In her 2018 book, Negotiating the Environment: Civil Society, Globalisation and the UN (Routledge, UK), Professor Eastwood drew on 20 years of experience in observing the policy making processes of the UN. Among other topics, the work explored the ways in which non-state actors obtain their ‘seat at the table’ in the process of policy making, with particular emphasis in the participatory language conventions used to make their voices heard.
‘Bringing a different set of interests to the table, civil society participants often state their need to maintain a presence in spaces of global environmental governance in order to assert the legitimacy of human rights, traditional knowledge, alternatives to neoliberal commodification of nature, and, indeed, the continued participation of non-state actors in government-based institutions.’

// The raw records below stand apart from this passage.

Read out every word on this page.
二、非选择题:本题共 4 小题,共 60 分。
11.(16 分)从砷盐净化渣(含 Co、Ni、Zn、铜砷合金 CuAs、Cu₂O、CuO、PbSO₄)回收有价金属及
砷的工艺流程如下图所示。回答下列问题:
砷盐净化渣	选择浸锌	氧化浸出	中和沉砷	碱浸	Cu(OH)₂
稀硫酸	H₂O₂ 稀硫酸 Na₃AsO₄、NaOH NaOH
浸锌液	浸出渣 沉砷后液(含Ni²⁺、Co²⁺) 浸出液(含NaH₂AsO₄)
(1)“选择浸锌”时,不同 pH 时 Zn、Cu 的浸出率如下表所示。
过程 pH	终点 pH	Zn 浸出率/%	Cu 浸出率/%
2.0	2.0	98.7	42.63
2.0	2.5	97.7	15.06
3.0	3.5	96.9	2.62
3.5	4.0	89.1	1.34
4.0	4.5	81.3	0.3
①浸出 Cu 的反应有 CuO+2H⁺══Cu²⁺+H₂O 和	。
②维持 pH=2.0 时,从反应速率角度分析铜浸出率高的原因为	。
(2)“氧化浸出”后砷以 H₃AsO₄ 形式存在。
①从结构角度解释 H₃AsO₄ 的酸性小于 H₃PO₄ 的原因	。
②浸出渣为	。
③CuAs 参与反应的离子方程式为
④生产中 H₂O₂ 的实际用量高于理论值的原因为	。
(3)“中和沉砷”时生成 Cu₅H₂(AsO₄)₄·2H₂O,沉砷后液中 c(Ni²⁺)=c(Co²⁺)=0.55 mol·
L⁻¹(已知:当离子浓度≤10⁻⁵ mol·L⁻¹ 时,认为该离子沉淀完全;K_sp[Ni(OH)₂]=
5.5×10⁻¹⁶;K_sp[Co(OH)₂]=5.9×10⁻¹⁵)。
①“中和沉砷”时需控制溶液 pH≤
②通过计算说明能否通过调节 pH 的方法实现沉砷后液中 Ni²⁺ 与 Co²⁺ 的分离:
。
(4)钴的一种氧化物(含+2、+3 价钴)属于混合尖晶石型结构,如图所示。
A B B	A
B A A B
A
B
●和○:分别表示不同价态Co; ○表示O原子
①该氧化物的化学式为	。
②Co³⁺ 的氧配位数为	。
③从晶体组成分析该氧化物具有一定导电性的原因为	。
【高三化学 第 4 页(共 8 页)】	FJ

The observations at the UN were informed by the methodology of institutional ethnography, which, Professor Eastwood explains, ‘aims to start with the everyday world of people in a particular setting, but also to be able to say something about how the work of people in that setting is organized by extra- or trans-local social relations’. In observing actual practitioners engaged in the making of policy, one can gain insights into their sophisticated work knowledges which they have built up over time in a particular setting. Institutional ethnography also takes seriously literature that investigates the larger terrain of factors that organize what can and cannot be achieved in a given setting. ‘There are larger discourses and ideas that are fundamental to global governance’, Eastwood states, ‘it doesn’t just happen without actual people engaging in practices that facilitate or contest global governance’.

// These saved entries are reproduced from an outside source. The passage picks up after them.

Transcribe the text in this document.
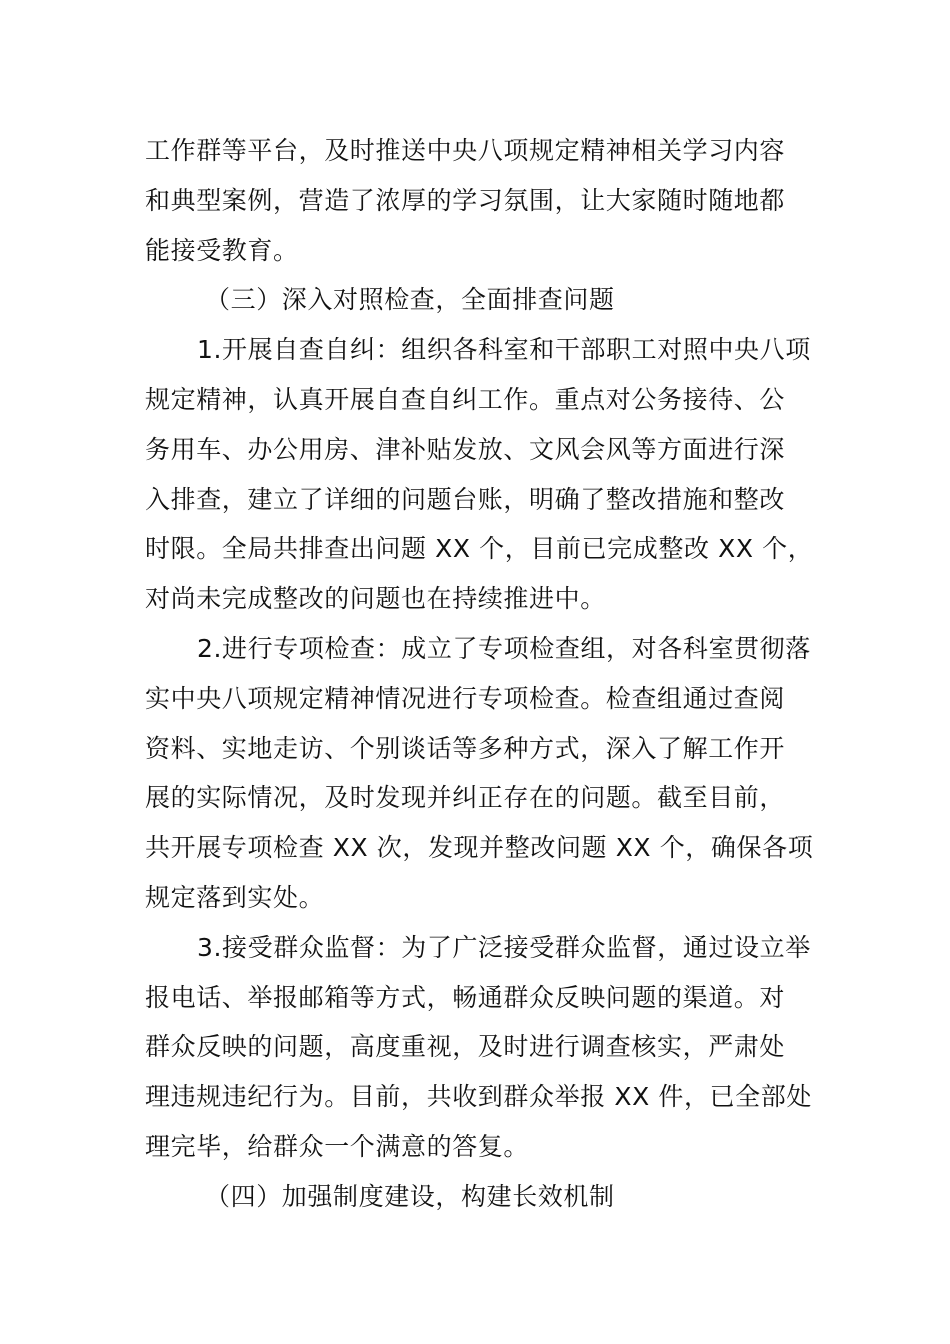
工作群等平台，及时推送中央八项规定精神相关学习内容
和典型案例，营造了浓厚的学习氛围，让大家随时随地都
能接受教育。
（三）深入对照检查，全面排查问题
1.开展自查自纠：组织各科室和干部职工对照中央八项
规定精神，认真开展自查自纠工作。重点对公务接待、公
务用车、办公用房、津补贴发放、文风会风等方面进行深
入排查，建立了详细的问题台账，明确了整改措施和整改
时限。全局共排查出问题 XX 个，目前已完成整改 XX 个，
对尚未完成整改的问题也在持续推进中。
2.进行专项检查：成立了专项检查组，对各科室贯彻落
实中央八项规定精神情况进行专项检查。检查组通过查阅
资料、实地走访、个别谈话等多种方式，深入了解工作开
展的实际情况，及时发现并纠正存在的问题。截至目前，
共开展专项检查 XX 次，发现并整改问题 XX 个，确保各项
规定落到实处。
3.接受群众监督：为了广泛接受群众监督，通过设立举
报电话、举报邮箱等方式，畅通群众反映问题的渠道。对
群众反映的问题，高度重视，及时进行调查核实，严肃处
理违规违纪行为。目前，共收到群众举报 XX 件，已全部处
理完毕，给群众一个满意的答复。
（四）加强制度建设，构建长效机制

Shortly after joining the team, Professor Eastwood acted as discussant with recent Käte Hamburger Lecturer Professor Dale Jamieson, and sought to guide the discussion toward an evaluation of the ways in which environmental policy under democratic governance is deeply intertwined with the dominant economic concerns of the capitalist system. ‘We can understand these impasses as being not just about sort of a cynicism or a self-interest, but also about the fact that there are very real ways in which governments are beholden to their economic systems’. The ideological thinking behind the association of democracy with capitalism therefore needs to be problematized and examined in order to understand what can actually be accomplished through negotiation and policy making.
The idea of ‘conceptual currency’ also forms an important part of the ethnographically-informed observations in Professor Eastwood’s work. The term refers to the fact that participants in policy processes tend to be very savvy as to what sorts of language needs to be used in order for their interests to make their way into the debates and deliberations.
Taking up the discourse of 'participation' or 'transparency', and tying it back to actual decisions that were previously agreed upon by consensus in the deliberations, is a really strategic way to gain access and assert influence around the policy making table.
The ways in which Indigenous groups obtain this conceptual currency in the policy making process has become a central component in global environmental policy. ‘Under the climate negotiations’, writes Professor Eastwood, ‘there have been policies organized around the idea that forests, primarily in the Global South, should have a value so that they can better be preserved/conserved.’ Initiatives like ‘Avoided Deforestation' and ‘Reduced Emissions from Deforestation and Forest Degradation’, which have been put in place by UN bodies, seem to address key areas of concern in environmental policy. In practice, however, NGOs and Indigenous peoples' organizations have argued that these programs ended up creating a further context for land grabs and add to the already tenuous land tenure arrangements of marginalized Indigenous peoples. This neoliberal imperative for economic growth is often at odds with sustainable initiatives as well as the concerns of Indigenous communities. It can result in policy negotiations which ‘end up skirting around the fundamental root causes of environmental harm’.
We look forward to the nuance that Professor Eastwood and her research will contribute to the Centre and to the widening and refining of the policy fields to which we give critical attention.